Kernels: Writing low-level code (using Triton/CUDA) to fuse operations and minimize data movement between a GPU's slow main memory (DRAM) and its fast on-chip memory (SRAM), maximizing computational throughput.
Parallelism: Techniques to distribute training across many GPUs when a model is too large for one. This includes data parallelism (replicating the model), pipeline parallelism (splitting layers across GPUs), and tensor parallelism (splitting matrix multiplies within layers).
Inference: The process of generating text from a trained model. This is broken into the prefill phase (processing the prompt, compute-bound) and the decode phase (generating tokens one-by-one, memory-bound). Optimizations like KV-caching are essential here.

3. Scaling Laws

This module covers the science of scaling. By running many small-scale experiments and plotting the results, one can fit a power-law function to predict the performance (loss) of a model at a much larger scale. This allows for principled hyperparameter tuning and budget allocation, rather than relying on guesswork.

4. Data

Data is the fuel for LLMs. This module covers the end-to-end data pipeline.

Sourcing: Gathering data from various sources like Common Crawl, books, arXiv, and GitHub.
Curation: The critical process of cleaning and preparing the data.
- Transformation: Converting formats like HTML and PDF into clean text.
- Filtering: Using classifiers or heuristics to remove low-quality or harmful content.
- Deduplication: Removing duplicate documents to improve efficiency and prevent the model from simply memorizing the training set.

5. Alignment

This module focuses on transforming a raw, pre-trained base model—which is just a next-token predictor—into a helpful and safe assistant.
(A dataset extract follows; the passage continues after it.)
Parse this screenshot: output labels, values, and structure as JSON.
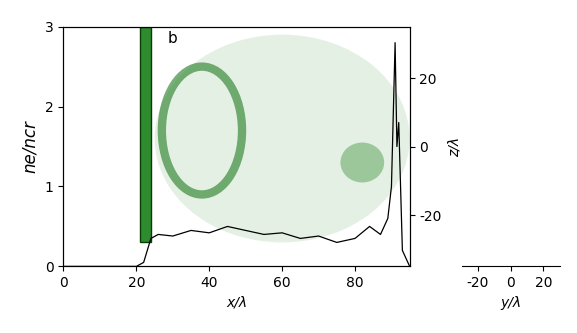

Supervised Fine-Tuning (SFT): The model is trained on a curated dataset of high-quality instruction-response examples to teach it how to follow instructions.
Learning from Feedback: Since creating SFT data is expensive, this phase uses cheaper preference data. Humans (or more powerful models) are shown two responses to a prompt and choose the better one. Algorithms like Direct Preference Optimization (DPO) then use this preference data to align the model's behavior with human expectations.